CAPÍTULO 20 - PAZ INCIERTA

LOS PACIFICADORES




Otro cariz, aparentemente opuesto al de una beligerancia armada, aunque sí con los designios de formar en las filas de la Contrarrevolución presentaban los desterrados mexicanos establecidos en San Antonio (Texas). Estos, al efecto, organizaron (enero, 1915), una Junta Pacificadora, que se suponía iba a calmar los motivos y acciones levantiscos de los connacionales, y con ello a restaurar la concordia entre las facciones, ya revolucionarias, ya reaccionarias.

Reuníanse bajo tal bandera, individuos que efectiva y gravemente tenían responsabilidad en la organización, dirección, desarrollo y tragedias de la Segunda Guerra Civil. A la Junta correspondían el licenciado Querido Moheno, principal instigador del derrocamiento de Madero, Miguel Bolaños Cacho e Ismael Zúñiga, principales caudillos del huertismo regional; porque si éste fue la representación precisa del atropello huertista en Coahuila; aquél fue manifestación de la violencia de Huerta en Oaxaca.

Tres órganos de publicidad tenía la Junta. Los tres de apoyo al general Huerta y al huertismo: La Prensa, El Presente y Revista Mexicana. Poseía el primero, su propia independencia y elevado decoro, a pesar de su partidismo. Los otros dos eran francamente contrarrevolucionarios y con optimismo esperaban el regreso de su partido; ahora que ya no por medio de la lucha armada, sino predicando la paz.

A este respecto, bien erróneo era el camino elegido. La creencia de que a su sola palabra, los revolucionarios depondrían las armas, abrirían los brazos del amor fraternal, excluirían de los castigos a quienes hubiesen sido los culpables de la guerra y olvidando los agravios a la ley y a la patria, habrían volver al país a las manos de la miseria moral y política que habían encumbrado al general Huerta; la creencia, se dice, en esa sola palabra de los pacificadores, era un engaño que la Junta hacía a la República y a sí misma.

Esto no obstante, la Junta envió un mensaje (14 de enero, 1915) a todos y cada uno de los principales jefes revolucionarios, invocando, en nombre de la Patria, el buen corazón de los mexicanos, para volver a la era de paz. El documento, escrito en tono clamoroso, era el menos apropiado para ser dirigido a hombres de guerra; y de aquí, y del hecho de que los firmantes estaban estigmatizados por su complicidad en los crímenes que contra la Constitución y las personas había cometido el general Huerta, que el documento, en vez de ser recibido con simpatía a alguna manifestación de aprecio hecha por los revolucionarios, sólo produjera indignación en Villa, Obregón y Angeles.

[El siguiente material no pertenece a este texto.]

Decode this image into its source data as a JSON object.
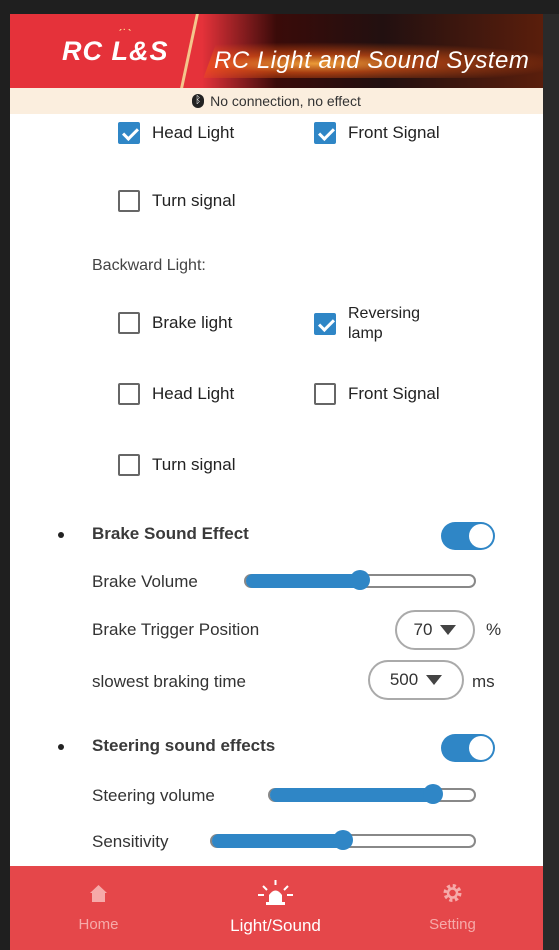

Además, no faltó la sospecha de que tras de los pacificadores existiese una verdadera conspiración contrarrevolucionaria, que lanzaba aquella finta con el objeto de penetrar en alguna forma dentro de las filas de la Revolución, y producir así nuevas divisiones o desgarramientos en el seno del Constitucionalismo. Y tales miras, tenía en la realidad, el proyecto de los directores de la Junta, de manera que apenas recibidas las respuestas negativas de los caudillos de la Revolución, los pacificadores olvidaron todos los signos y promesas de paz y abierta y francamente empezaron a reunir fondos para auxiliar la Contrarrevolución; mas ya no la capitaneada por Huerta sino la que preparaba el general Félix Díaz.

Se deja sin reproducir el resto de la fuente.